Renata Kurschner, Hydro's director of resource generation management of BC Hydro, said that if BC Hydro were to recreate the river's natural flow, there would be "environmental impacts, physical infrastructure, and there are financial impacts."

"If you take the reduced energy that we would get by passing the inflows as natural, we would lose 8,000 (gigawatt hours) give or take on an annual basis," she told the panel. "This is the low end, and that' s not really realistic. At about $78 per megawatt hour, which I would take $100 per hour (based on other factors), we are looking at $600 million per year. We're looking at a 20 per cent rate increase."

This scenario would not include replacing 8,000 gigawatt hours of energy. To recreate those lost gigawatt hours could be $2 billion per year, or a 70 per cent increase.

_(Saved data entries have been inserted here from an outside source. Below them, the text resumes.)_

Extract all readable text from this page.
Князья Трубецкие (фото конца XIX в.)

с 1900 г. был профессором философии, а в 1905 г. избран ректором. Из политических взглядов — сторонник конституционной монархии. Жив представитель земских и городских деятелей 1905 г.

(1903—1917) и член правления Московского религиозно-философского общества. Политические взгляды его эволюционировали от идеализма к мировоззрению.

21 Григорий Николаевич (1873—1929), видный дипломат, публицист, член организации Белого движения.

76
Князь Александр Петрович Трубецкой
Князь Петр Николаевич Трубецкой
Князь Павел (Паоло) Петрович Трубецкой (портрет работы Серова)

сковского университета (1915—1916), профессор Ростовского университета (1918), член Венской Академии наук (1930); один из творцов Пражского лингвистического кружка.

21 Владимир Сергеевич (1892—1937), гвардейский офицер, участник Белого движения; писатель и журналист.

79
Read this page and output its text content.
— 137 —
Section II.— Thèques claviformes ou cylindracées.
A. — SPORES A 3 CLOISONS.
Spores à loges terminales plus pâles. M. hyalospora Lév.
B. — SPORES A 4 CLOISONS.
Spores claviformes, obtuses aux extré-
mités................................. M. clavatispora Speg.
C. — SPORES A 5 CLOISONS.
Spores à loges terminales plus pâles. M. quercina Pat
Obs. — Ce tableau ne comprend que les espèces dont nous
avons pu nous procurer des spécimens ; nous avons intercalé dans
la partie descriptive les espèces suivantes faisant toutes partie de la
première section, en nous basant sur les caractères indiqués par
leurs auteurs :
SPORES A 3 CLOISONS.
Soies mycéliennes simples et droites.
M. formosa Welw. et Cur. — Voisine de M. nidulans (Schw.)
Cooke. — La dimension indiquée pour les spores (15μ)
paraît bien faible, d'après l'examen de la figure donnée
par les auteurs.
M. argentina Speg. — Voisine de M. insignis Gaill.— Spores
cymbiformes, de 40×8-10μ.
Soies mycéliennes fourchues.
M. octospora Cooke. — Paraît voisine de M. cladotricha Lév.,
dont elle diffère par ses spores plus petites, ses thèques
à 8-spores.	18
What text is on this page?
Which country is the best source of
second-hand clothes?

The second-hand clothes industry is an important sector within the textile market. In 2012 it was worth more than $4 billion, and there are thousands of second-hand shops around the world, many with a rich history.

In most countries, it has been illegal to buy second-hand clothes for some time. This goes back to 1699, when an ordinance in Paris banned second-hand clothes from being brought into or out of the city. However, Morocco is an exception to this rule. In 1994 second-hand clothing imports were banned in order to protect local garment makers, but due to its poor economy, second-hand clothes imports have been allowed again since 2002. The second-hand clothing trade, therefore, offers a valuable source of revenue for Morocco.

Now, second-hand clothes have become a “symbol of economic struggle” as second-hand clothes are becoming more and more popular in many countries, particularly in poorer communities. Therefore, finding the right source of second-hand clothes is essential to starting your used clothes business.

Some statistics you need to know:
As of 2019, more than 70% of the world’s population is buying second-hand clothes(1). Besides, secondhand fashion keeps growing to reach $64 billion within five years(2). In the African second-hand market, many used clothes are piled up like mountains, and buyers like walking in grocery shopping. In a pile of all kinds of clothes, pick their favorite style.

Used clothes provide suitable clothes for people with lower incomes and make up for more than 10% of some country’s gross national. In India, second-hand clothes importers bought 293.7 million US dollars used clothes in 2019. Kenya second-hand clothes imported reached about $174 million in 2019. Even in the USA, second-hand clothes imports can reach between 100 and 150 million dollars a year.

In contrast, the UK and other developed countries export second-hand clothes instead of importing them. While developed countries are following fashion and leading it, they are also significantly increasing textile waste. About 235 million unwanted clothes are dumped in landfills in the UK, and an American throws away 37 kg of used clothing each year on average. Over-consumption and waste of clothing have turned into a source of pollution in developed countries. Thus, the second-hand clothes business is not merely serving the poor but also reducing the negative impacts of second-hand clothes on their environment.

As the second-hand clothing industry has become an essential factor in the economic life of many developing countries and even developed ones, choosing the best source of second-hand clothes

"The financial impact is staggering."

Boon said that while he didn't want to totally recreate natural flows, he suggested computer modelling to see what BC Hydro could do to help the Peace-Athabasca Delta in times where it doesn't flow.

"You wait for the ice to clear the Peace River and do them at the right times," he said. "I'm sure there are ways to do these things that would help that Delta, not to get it the way it was, but to benefit it."